For objects, the returned dictionary is structured as:

{
    "<uid>": {
        "glb": "/path/to/assets_glb/<uid>.glb",
        "thumbnail": "/path/to/assets_thumbnails/<uid>.png",
        "renders": {
            "0":   "/path/to/assets_renders/<uid>_view_000.png",
            "90":  "/path/to/assets_renders/<uid>_view_090.png",
            "180": "/path/to/assets_renders/<uid>_view_180.png",
            "270": "/path/to/assets_renders/<uid>_view_270.png",
        },
    },
    ...
}

For ground materials:

{
    "<ground_id>": {
        "mdl": "/path/to/ground_materials_mdl/<subset>/<ground_id>.mdl",
        "thumbnail": "/path/to/ground_materials_thumbnails/<subset>/<ground_id>.png",
    },
    ...
}

where <subset> is typically "road" or "sidewalk" (e.g., "Asphalt016", "Road004", "PavingStones040", "wet_arc_cobble").

For sky maps:

{
    "<sky_id>": {
        "hdr": "/path/to/sky_maps_hdr/<sky_id>.hdr",
        "thumbnail": "/path/to/sky_maps_thumbnails/<sky_id>.png",
    },
    ...
}

with IDs such as "urban_street_01", "stuttgart_suburbs", "venice_sunset", "autumn_field_puresky", or "the_sky_is_on_fire".

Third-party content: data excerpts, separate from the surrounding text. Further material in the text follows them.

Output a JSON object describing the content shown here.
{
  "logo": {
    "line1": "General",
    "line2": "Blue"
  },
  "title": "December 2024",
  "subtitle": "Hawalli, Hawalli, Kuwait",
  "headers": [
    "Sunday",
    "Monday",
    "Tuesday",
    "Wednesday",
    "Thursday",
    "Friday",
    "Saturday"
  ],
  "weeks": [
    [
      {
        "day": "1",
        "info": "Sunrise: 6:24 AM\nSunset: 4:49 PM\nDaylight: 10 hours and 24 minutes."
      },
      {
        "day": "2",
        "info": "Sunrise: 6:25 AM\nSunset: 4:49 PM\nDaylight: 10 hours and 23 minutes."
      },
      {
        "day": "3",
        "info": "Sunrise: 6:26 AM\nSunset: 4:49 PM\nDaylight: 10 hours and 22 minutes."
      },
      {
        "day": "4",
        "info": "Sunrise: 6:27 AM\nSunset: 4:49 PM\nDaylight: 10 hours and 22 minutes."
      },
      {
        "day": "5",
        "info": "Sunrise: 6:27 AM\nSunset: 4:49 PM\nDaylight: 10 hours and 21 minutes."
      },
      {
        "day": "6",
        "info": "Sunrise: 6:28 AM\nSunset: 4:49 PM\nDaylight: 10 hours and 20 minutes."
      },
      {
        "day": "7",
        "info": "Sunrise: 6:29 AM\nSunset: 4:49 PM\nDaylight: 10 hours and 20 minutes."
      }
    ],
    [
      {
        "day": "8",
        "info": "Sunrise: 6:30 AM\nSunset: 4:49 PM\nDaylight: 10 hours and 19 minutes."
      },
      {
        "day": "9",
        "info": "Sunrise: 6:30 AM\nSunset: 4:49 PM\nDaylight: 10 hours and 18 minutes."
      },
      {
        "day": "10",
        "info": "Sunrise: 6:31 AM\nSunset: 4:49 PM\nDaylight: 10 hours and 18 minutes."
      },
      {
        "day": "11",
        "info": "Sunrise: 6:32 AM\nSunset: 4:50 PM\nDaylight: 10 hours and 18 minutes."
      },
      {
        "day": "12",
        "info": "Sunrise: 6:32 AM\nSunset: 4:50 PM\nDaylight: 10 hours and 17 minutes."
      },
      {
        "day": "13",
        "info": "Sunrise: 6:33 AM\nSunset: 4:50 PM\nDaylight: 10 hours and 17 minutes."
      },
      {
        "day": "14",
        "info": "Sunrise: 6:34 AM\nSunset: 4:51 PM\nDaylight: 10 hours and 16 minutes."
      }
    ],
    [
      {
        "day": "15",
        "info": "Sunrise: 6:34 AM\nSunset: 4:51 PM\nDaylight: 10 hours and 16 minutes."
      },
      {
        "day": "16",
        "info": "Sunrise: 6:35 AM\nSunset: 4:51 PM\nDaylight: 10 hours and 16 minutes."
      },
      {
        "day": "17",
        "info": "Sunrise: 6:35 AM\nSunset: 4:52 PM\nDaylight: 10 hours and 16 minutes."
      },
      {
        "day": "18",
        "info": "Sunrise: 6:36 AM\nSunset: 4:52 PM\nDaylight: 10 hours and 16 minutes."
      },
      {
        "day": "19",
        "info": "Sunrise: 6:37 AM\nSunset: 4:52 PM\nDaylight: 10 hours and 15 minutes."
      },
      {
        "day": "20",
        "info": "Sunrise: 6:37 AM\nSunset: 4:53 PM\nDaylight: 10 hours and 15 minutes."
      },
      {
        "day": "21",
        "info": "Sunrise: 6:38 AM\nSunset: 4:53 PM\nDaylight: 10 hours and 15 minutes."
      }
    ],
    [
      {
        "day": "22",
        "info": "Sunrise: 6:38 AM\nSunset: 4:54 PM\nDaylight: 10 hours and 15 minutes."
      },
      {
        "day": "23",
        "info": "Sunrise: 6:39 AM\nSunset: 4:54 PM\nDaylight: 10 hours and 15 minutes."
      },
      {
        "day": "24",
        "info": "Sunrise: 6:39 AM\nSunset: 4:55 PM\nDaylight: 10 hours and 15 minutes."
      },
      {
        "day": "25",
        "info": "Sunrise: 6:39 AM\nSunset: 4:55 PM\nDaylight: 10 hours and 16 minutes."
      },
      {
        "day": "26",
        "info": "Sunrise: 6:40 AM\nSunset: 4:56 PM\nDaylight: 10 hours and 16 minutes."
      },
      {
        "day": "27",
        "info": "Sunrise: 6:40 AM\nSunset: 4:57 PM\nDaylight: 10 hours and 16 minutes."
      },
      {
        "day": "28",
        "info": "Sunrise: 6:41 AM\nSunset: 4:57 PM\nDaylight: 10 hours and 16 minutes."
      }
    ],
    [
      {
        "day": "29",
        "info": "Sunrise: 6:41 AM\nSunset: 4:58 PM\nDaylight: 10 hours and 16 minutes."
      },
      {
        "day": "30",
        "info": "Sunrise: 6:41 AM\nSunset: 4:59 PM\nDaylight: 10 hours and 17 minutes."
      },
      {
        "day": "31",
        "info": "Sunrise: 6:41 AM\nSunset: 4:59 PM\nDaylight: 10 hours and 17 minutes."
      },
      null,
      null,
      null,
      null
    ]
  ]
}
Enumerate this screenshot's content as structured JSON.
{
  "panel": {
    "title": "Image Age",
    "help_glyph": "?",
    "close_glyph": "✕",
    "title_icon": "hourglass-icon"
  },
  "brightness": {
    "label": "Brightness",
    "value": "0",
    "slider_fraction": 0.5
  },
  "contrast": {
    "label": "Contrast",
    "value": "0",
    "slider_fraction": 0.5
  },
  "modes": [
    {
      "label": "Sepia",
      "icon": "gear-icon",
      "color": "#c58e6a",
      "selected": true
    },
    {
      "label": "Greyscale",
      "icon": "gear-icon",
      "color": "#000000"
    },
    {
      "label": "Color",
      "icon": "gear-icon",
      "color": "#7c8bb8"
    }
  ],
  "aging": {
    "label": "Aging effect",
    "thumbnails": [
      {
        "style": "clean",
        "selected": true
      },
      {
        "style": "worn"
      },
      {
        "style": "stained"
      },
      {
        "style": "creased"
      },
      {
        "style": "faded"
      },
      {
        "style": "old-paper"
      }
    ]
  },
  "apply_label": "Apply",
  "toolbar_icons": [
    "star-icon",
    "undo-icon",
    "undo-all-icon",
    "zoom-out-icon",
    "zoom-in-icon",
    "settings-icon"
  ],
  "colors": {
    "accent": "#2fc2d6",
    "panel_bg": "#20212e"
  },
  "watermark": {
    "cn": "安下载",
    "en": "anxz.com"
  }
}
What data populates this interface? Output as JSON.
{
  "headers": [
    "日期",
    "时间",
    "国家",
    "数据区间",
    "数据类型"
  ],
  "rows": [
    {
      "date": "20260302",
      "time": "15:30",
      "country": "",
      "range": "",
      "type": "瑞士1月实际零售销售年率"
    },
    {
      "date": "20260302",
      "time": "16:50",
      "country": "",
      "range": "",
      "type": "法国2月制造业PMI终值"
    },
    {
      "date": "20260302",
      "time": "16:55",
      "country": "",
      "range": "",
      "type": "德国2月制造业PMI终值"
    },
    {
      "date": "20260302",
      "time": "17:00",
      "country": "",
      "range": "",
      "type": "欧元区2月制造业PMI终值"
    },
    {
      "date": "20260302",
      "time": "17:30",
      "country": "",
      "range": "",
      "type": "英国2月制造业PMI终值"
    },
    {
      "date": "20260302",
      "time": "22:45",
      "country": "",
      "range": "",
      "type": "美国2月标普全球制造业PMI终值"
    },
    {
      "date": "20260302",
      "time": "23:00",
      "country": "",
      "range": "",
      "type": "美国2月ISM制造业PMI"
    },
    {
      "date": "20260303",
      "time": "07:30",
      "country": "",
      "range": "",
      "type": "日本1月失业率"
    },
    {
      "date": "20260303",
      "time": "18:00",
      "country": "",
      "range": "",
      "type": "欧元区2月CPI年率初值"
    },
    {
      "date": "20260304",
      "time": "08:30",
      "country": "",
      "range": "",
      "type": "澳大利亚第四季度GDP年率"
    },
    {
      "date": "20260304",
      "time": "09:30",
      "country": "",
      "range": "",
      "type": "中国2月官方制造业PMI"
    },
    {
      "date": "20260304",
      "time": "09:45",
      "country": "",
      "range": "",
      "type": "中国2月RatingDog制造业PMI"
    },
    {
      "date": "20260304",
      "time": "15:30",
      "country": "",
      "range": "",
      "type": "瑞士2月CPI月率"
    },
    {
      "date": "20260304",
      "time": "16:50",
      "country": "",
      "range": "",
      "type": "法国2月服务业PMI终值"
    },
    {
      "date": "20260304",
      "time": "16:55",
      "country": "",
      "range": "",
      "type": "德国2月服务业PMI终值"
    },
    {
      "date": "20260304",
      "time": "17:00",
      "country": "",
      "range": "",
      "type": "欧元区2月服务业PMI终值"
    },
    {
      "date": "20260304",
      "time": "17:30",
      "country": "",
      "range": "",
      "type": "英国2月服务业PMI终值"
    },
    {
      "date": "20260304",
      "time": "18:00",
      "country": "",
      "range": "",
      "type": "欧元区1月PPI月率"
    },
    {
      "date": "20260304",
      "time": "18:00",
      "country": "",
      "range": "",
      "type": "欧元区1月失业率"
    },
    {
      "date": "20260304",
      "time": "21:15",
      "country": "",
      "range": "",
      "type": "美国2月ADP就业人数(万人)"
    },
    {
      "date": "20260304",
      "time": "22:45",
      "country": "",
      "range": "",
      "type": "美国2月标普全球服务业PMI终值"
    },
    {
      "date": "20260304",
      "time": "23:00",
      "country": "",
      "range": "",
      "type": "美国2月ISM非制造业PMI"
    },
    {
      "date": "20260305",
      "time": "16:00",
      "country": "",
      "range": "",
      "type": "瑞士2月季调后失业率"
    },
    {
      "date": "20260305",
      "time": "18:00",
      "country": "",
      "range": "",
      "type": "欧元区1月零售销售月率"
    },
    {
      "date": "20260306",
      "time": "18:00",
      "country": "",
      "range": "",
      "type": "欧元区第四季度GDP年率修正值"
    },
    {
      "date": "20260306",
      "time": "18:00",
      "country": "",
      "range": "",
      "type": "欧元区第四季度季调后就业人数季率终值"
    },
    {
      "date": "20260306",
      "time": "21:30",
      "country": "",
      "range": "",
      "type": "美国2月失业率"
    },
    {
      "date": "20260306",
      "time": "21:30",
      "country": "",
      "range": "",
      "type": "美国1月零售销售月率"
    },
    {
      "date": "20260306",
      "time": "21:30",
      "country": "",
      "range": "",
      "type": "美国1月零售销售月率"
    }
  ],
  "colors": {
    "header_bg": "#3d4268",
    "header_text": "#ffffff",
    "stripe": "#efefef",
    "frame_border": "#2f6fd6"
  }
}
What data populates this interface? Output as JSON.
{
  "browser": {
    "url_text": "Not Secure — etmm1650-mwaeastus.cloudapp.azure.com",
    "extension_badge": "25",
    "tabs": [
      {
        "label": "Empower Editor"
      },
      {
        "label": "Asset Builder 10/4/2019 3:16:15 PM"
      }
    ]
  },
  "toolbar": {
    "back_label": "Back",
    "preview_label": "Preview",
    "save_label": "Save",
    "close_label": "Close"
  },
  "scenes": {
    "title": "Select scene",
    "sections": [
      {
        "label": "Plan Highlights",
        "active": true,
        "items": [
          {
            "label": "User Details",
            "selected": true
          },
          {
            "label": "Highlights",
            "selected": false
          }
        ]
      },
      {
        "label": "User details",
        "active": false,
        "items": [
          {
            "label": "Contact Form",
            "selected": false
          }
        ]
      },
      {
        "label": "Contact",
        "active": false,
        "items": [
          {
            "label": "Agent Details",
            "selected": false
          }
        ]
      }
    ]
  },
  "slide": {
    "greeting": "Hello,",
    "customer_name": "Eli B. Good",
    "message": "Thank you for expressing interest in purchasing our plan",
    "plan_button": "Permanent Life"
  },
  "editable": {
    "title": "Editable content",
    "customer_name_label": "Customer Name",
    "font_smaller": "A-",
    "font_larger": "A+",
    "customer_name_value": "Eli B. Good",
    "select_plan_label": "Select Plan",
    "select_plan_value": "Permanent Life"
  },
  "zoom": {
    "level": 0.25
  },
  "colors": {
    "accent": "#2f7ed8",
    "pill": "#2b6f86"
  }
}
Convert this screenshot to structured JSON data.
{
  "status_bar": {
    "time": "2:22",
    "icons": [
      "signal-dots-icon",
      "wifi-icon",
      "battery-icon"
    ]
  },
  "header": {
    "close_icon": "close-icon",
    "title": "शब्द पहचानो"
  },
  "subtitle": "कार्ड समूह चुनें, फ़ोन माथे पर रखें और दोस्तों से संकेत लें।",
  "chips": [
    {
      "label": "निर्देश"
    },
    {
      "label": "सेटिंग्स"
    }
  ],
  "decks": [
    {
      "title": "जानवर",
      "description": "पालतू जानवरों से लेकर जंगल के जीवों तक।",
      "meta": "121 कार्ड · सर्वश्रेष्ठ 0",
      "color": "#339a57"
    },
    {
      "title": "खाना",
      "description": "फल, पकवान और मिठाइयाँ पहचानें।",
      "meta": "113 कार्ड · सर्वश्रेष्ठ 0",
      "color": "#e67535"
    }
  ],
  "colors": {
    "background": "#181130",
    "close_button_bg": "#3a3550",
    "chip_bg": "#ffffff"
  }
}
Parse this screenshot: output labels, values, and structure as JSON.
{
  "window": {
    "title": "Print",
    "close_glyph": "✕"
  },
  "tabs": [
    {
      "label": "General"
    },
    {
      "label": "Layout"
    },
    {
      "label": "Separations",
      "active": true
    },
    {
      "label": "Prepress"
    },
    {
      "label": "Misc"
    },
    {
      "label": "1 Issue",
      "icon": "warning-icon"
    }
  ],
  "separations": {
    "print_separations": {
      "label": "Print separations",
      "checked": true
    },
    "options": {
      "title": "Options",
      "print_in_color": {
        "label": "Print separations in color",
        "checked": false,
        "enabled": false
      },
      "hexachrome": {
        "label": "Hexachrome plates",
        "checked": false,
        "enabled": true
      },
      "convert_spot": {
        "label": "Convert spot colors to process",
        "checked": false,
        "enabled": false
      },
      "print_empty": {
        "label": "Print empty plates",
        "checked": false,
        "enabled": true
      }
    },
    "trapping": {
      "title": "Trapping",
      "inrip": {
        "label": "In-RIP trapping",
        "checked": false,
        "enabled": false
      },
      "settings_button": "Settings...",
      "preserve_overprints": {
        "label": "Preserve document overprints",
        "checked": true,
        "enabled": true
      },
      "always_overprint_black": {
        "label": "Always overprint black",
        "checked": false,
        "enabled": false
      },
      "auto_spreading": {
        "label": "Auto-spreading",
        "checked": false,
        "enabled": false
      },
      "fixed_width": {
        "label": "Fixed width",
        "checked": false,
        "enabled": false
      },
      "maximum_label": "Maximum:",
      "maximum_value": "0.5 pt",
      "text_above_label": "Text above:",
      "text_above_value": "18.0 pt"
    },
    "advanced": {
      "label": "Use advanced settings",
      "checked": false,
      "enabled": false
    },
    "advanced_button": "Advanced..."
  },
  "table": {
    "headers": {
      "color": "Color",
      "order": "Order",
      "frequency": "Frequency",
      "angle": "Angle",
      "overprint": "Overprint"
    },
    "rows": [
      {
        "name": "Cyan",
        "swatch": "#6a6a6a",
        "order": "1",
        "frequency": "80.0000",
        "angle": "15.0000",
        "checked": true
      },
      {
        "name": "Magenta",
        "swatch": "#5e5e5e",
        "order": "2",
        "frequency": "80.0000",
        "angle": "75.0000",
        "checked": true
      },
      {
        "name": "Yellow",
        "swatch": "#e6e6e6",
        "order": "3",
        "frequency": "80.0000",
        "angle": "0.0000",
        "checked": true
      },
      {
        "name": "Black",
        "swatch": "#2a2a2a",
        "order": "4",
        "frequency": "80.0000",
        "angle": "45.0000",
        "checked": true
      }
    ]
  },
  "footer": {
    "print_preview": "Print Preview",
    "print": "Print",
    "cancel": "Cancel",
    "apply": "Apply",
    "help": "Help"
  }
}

Example: download and inspect a small random subset of objects:

import random
import multiprocessing
import urbanverse_100k as uvk

# Sample 50 random objects
all_uids = uvk.load_object_uids()
random.seed(42)
sample_uids = random.sample(all_uids, 50)

processes = multiprocessing.cpu_count()

object_paths = uvk.load_objects(
    uids=sample_uids,
    download_processes=processes,
    include_thumbnails=True,
    include_renders=True,
)

uid = sample_uids[0]
print("Paths for", uid)
print(object_paths[uid])

Example: download all road ground materials and a few sky maps:

road_ids = uvk.load_ground_ids(subset="road")
sky_ids = uvk.load_sky_ids()[:10]

ground_paths = uvk.load_ground_materials(road_ids)
sky_paths = uvk.load_sky_maps(sky_ids)

print("One road material:", next(iter(ground_paths.values())))
print("One sky map:", next(iter(sky_paths.values())))

Once meshes, materials, and sky domes are cached locally, subsequent calls reuse the local files, making development, visualization, and real-to-sim scene generation with UrbanVerse-Gen much faster.